Structure data and insights teams as a centralized, functionally diverse unit that serves nearly all business areas, rather than embedding them. This fosters functional expertise, better career paths, cross-pollination of ideas, and objective truth-telling.

16. Integrate Research Methodologies

Combine qualitative (attitudinal, user research) and quantitative (behavioral, data science, analytics) research expertise within a single team to tackle problems comprehensively. This integrated approach offers a “superpower” for deeper insights and problem-solving.

17. Prioritize Presence in 1-on-1s

Treat one-on-one conversations as sacred, dedicating your full presence and genuine curiosity to understanding the other person and their needs. This fosters authentic human connection and strengthens professional relationships.

18. Cultivate Professional Relationships

Actively invest in building positive relationships with colleagues and professional contacts, as these connections can become valuable friendships and community over time. The effort you put in often returns benefits later in your career and life.

19. Learn Through Observation

Actively observe and learn from the actions and styles of colleagues and leaders, using introspection to determine what to adopt or adapt for your own authentic style. This helps in continuous personal and professional growth.

20. Anticipate Unintended Consequences

When making decisions, especially in leadership or business strategy, actively consider potential incentives and their unintended consequences to better understand cause and effect. This proactive thinking helps avoid unforeseen negative repercussions.
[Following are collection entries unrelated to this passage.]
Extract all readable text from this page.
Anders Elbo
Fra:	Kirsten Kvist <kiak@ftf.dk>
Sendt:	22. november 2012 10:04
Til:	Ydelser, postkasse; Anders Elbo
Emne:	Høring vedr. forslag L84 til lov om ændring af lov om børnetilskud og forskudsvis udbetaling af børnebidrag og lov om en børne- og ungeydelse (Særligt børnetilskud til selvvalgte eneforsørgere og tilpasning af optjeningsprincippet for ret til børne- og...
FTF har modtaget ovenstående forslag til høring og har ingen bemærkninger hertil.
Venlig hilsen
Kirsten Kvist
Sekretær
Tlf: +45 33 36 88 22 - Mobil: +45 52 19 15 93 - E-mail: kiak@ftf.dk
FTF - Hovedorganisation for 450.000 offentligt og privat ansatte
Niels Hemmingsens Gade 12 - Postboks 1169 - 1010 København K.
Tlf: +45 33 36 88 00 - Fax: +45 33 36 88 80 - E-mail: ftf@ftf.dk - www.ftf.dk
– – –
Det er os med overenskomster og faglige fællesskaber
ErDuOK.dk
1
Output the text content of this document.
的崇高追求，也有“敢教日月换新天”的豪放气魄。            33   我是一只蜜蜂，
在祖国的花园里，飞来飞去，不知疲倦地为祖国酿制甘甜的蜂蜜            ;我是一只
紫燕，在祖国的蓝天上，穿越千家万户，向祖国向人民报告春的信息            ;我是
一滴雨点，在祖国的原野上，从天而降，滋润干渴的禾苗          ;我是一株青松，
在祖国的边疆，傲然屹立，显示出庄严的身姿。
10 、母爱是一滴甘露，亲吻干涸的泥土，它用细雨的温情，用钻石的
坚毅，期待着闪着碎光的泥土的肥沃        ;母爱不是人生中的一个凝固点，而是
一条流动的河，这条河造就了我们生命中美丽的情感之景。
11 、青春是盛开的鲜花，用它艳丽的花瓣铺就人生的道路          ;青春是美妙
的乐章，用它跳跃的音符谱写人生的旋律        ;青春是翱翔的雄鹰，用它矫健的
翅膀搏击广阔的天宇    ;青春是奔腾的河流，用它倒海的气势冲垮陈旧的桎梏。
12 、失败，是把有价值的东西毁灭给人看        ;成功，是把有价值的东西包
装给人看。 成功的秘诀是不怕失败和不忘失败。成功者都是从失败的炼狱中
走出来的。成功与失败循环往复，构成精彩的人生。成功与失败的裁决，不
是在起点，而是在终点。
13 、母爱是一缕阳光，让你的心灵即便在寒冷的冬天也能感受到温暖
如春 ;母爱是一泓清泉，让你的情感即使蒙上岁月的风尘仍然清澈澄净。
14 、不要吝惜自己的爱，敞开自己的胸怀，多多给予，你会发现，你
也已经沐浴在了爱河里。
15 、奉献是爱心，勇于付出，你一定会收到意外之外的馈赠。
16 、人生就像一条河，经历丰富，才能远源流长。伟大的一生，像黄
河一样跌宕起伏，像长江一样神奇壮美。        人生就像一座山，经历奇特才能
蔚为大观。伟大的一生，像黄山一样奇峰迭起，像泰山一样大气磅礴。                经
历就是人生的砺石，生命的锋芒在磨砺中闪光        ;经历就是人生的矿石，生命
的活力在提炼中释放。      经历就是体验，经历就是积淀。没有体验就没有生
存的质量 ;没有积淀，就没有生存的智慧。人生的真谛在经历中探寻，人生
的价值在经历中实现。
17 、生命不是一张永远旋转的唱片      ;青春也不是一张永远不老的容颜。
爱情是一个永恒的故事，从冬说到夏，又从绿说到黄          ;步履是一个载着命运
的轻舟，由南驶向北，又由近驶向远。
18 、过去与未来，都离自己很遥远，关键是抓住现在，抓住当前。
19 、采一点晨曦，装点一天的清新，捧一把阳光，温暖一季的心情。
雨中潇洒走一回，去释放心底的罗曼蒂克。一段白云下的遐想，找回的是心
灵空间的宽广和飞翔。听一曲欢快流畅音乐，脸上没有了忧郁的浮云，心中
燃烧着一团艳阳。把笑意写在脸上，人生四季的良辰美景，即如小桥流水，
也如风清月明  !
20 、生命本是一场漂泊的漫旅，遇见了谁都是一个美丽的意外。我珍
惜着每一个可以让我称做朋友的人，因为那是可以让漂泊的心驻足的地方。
21. Leverage Economics Perspective

Apply an economics background or perspective to simplify complex business problems, making them more tractable and adding a valuable viewpoint to challenges. This approach can be particularly useful in understanding incentives and unintended consequences.

22. Focus on Outcome, Not Just Polish

Prioritize achieving the desired outcome and thoughtful iteration over excessive polishing of documents or presentations, especially if the latter doesn’t serve the core objective. This prevents wasted time and potential burnout while maintaining a high standard.

23. Practice Morning Self-Reflection

Dedicate quiet time, such as early mornings, for daily self-reflection to check in on your feelings, anxieties, and excitements. This practice helps build self-awareness and grounding, contributing to better leadership and presence.

24. Adopt Morning “Puttering” Time

Allocate dedicated morning time for “puttering around” – engaging in low-stress activities like reading or checking emails without scheduled meetings. This allows for a relaxed start and personal reflection before the demands of the day.

25. Embrace Calming Morning Rituals

Incorporate calming, analog rituals into your morning routine, like a detailed coffee-making process, to create a protected time for quiet reflection and a grounded start to the day.

26. Appreciate Daily Small Joys

Be mindful of and enjoy the small positive things that happen every day, rather than getting solely caught up in the business or stress. This practice encourages a more grounded and appreciative perspective on life.

27. Build Mental Resilience Through Endurance

Engage in endurance sports or similar challenging activities to build mental resilience, learning to navigate highs and lows, sustain effort, and recover from challenges. These skills are universally applicable in both career and life.